The Fidelity Framework demonstrates that type safety doesn’t require sacrificing performance. By leveraging F#’s units of measure and extending them through UMX, we can build systems that are simultaneously:
- Safer: Entire classes of errors become impossible
- Faster: Zero runtime overhead from type checking
- Clearer: Types in source code document intent and constraints
- Maintainable: Refactoring becomes fearless with smart compiler support
Don’t Let Lazy Software Fail Your Business
That company’s freezer monitoring system nearly failed catastrophically not because of a bug in the traditional sense, but because the monitoring software allowed a dangerous state to exist. The DNA samples survived by luck alone - but luck is not a strategy. With F#’s units of measure, that error would have been caught at compile time, long before any samples were ever at risk.
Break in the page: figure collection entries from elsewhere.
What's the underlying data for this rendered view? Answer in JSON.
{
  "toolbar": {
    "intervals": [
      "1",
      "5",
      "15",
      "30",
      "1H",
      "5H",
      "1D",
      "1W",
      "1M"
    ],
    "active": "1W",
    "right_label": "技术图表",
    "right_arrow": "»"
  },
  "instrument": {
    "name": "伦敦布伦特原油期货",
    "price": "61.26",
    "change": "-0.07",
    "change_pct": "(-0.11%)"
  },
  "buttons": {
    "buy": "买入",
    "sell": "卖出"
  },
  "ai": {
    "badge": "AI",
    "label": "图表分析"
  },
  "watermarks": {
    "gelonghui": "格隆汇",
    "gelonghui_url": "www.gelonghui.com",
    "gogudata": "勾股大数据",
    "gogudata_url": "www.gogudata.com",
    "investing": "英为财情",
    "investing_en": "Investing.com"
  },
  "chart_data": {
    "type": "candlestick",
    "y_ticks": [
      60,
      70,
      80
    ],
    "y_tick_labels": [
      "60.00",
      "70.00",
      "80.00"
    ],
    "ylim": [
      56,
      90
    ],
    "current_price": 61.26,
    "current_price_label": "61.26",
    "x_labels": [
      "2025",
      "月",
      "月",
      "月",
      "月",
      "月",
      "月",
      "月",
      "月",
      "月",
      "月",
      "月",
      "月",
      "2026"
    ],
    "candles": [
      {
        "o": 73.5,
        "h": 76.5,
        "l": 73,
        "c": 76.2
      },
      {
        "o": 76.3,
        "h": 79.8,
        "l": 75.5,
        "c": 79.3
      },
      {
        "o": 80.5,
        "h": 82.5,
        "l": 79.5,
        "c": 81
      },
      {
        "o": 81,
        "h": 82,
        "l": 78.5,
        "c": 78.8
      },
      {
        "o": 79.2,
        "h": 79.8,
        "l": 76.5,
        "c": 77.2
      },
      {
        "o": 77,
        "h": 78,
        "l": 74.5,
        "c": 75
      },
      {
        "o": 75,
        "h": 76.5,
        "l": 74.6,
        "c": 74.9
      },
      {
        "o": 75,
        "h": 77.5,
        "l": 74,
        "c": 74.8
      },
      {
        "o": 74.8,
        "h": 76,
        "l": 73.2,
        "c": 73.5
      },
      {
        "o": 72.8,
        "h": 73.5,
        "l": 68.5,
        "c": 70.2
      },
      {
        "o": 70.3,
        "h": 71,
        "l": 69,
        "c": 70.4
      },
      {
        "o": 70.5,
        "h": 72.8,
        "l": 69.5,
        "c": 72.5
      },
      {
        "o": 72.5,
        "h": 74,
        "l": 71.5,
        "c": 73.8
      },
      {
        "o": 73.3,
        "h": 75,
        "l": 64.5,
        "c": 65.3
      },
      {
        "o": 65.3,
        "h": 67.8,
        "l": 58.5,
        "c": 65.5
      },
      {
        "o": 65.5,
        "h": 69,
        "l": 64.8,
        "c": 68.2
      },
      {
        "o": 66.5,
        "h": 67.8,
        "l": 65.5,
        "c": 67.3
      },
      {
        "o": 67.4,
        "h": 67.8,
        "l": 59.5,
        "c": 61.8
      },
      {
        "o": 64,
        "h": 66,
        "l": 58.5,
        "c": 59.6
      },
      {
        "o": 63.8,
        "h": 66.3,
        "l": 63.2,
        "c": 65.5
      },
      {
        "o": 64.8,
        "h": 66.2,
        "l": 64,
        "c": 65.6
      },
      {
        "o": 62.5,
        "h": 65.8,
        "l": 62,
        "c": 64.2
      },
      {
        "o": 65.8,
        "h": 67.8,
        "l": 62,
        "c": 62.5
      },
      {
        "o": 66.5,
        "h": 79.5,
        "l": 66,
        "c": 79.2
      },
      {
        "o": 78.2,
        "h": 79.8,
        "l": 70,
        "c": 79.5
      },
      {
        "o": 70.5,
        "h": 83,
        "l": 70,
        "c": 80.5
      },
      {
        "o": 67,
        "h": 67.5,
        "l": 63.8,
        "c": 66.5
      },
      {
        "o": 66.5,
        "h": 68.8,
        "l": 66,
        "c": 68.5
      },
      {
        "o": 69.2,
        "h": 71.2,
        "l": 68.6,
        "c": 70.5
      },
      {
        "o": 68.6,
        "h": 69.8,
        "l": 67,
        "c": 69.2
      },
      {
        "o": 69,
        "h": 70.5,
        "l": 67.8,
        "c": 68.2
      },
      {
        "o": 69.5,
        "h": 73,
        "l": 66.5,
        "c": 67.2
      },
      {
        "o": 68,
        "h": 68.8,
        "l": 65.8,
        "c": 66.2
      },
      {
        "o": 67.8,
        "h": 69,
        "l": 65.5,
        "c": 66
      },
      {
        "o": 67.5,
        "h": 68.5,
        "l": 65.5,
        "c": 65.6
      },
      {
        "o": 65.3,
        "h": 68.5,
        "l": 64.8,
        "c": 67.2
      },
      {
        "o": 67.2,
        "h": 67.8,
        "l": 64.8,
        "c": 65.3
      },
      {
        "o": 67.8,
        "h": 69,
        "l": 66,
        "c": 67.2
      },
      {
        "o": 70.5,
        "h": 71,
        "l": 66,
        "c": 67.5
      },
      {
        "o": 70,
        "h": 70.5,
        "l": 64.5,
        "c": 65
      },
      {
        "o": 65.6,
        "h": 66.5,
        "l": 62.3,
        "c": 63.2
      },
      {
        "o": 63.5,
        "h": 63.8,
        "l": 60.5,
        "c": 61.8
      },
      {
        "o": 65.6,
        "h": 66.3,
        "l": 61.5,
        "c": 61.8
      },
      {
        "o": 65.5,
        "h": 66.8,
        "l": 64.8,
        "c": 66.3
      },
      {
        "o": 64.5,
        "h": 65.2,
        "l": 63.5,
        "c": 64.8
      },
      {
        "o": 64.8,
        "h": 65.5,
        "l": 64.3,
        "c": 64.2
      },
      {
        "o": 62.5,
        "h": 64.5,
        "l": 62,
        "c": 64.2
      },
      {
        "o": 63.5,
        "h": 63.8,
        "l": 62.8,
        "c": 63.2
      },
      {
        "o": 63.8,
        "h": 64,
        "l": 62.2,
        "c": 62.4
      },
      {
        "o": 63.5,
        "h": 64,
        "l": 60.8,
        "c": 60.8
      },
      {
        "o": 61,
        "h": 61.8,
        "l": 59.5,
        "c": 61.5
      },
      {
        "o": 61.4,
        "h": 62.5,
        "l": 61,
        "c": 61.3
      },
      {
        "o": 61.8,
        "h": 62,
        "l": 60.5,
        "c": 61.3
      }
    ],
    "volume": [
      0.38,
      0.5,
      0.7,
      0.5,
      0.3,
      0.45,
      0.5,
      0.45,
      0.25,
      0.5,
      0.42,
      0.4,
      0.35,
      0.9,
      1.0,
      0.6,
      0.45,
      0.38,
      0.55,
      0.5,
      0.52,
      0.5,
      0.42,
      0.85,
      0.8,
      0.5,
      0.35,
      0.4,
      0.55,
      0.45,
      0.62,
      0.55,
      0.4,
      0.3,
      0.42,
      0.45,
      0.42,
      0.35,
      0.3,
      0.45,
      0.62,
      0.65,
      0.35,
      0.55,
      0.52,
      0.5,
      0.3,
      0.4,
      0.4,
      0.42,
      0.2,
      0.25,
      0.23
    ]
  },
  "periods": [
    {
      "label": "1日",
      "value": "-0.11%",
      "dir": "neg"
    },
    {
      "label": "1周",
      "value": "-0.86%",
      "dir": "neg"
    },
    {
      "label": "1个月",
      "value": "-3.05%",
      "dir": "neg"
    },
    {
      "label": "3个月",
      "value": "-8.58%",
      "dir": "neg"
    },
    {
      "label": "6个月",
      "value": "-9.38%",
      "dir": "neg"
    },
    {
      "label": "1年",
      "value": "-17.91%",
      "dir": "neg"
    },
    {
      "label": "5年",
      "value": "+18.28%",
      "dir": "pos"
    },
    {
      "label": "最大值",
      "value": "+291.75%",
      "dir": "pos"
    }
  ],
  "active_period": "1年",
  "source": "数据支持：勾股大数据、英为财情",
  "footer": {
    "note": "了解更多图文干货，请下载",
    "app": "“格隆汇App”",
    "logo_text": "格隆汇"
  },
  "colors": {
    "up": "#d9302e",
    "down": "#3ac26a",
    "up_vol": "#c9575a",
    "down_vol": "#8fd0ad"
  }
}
In the Fidelity Framework, we’re applying this lesson at every level - from low-level memory management to high-level protocol design. Because when you’re building critical systems, “it works for my happy path use case” isn’t good enough. The clear and present signal is that future systems need guarantees that only a strong type system can provide. And only F# and the Fidelity framework can provide that at no additional runtime cost.
The next time you’re tempted to use a raw float
for temperature, or a plain string
for an identifier, remember: types aren’t just academic exercises. They’re your first, best, and cheapest line of defense against catastrophic failure.
Your reputation and your business may depend on it.